Prince Harry's army instructor has hit out at a report that claimed the Duke of Sussex's memoir contained inaccuracies about a training flight.
Former Sergeant Major Michael Booley said he felt "betrayed" by an article in the Sunday Mirror that claimed comments by Harry about a flight training exercise in his new book were inaccurate.
Quoting Mr Dooley, the headline of the article claimed Harry's account of a training flight in his autobiography was a "complete fantasy".
But Mr Dooley later said he felt "let down" by the article, and insisted that Harry was an "exceptional student".

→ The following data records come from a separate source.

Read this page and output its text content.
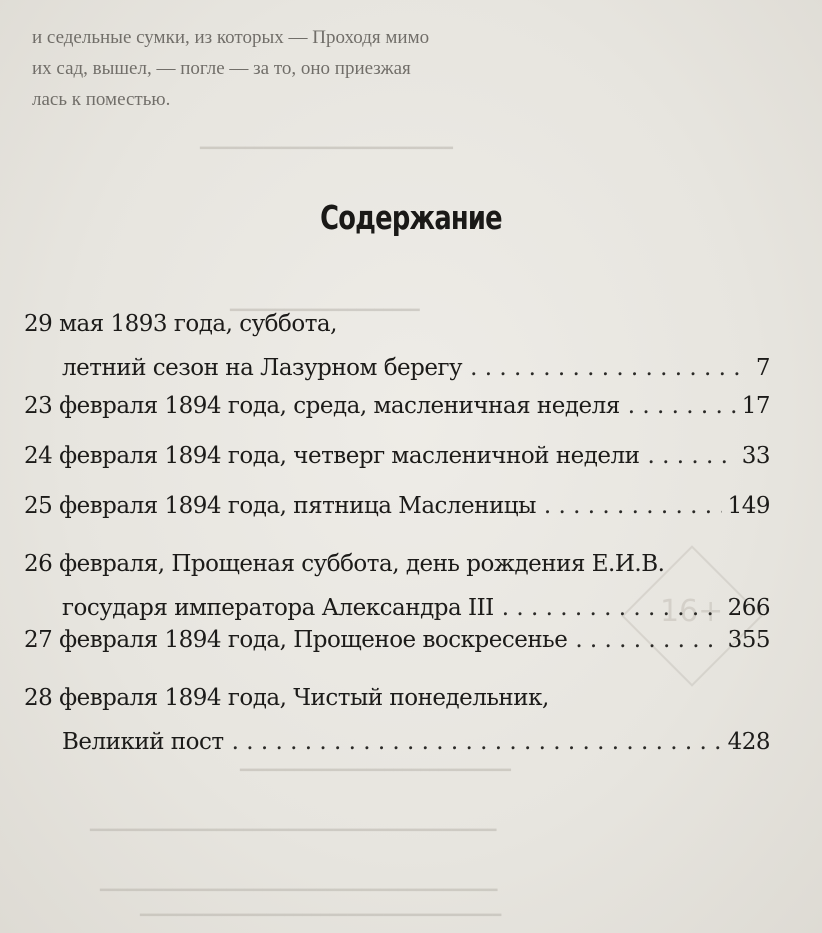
━━━━━━━━━━━━━━━━━━━━━━━━━━━━
━━━━━━━━━━━━━━━━━━━━━
━━━━━━━━━━━━━━━━━━━━━━━━━━━━━━
━━━━━━━━━━━━━━━━━━━━━━━━━━━━━━━━━━━━━━━━━━━━━
━━━━━━━━━━━━━━━━━━━━━━━━━━━━━━━━━━━━━━━━━━━━
━━━━━━━━━━━━━━━━━━━━━━━━━━━━━━━━━━━━━━━━
16+
и седельные сумки, из которых — Проходя мимо
их сад, вышел, — погле — за то, оно приезжая
лась к поместью.
Содержание
29 мая 1893 года, суббота,
летний сезон на Лазурном берегу . . .	7
23 февраля 1894 года, среда, масленичная неделя . . .	17
24 февраля 1894 года, четверг масленичной недели . . .	33
25 февраля 1894 года, пятница Масленицы . . .	149
26 февраля, Прощеная суббота, день рождения Е.И.В.
государя императора Александра III . . .	266
27 февраля 1894 года, Прощеное воскресенье . . .	355
28 февраля 1894 года, Чистый понедельник,
Великий пост . . .	428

Watch: Prince Harry's military service on the frontline
In Spare, Harry recalls a training exercise on board a Slingsby T67 Firefly propeller plane with Mr Dooley.
He writes in the book: "On one of our first flights together, with no warning, Booley threw the aircraft into a stall.
"I felt the left wing dip, a sickening feeling of disorder, of entropy, and then, after several seconds that felt like decades, he recovered the aircraft and levelled the wings.
“I stared at him. What in the absolute—? Was this an aborted suicide attempt? No, he said gently. This was the next stage in my training.”
Mr Dooley told the Sunday Mirror that he was "staggered" by Harry's recollection, saying that all aspects of training flights are discussed beforehand.
However, Mr Dooley wrote on Facebook on Sunday that he was unhappy with how his comments had been reported.
In his Facebook post, he said: "Not once did I say anything derogatory about Prince Harry and I certainly never said it was 'complete fantasy' as the article headlines would have you believe.
"I feel let down and betrayed."
In his post, he wrote: "Out of the blue, I was contacted by the press to be made aware they were writing articles and as I was named in Harry's book Spare I was offered an opportunity to comment on it.
"As I had not seen it, I was then provided with an inaccurate version of the book (translated) and in response I expressed my concerns about any possible detrimental narratives from the outset. I later saw the English version and highlighted the differences to the press.
"I made it absolutely clear that Harry was an exceptional student and I had nothing but the utmost respect for him.
"I highlighted some inaccuracies in the book, in particular reference to the flying sorties, but felt that they were probably not Harry's words and highly likely to be dramatised due to the fact that the book was ghostwritten."
Mr Dooley does not detail other inaccuracies beyond the headline, though he does say he claimed he said he "would not approve of anything derogatory" being said about Harry.
The online version of the Sunday Mirror article removed the phrase "complete fantasy" from its headline on Monday.
The Sunday Mirror declined to comment when approached by Yahoo News UK.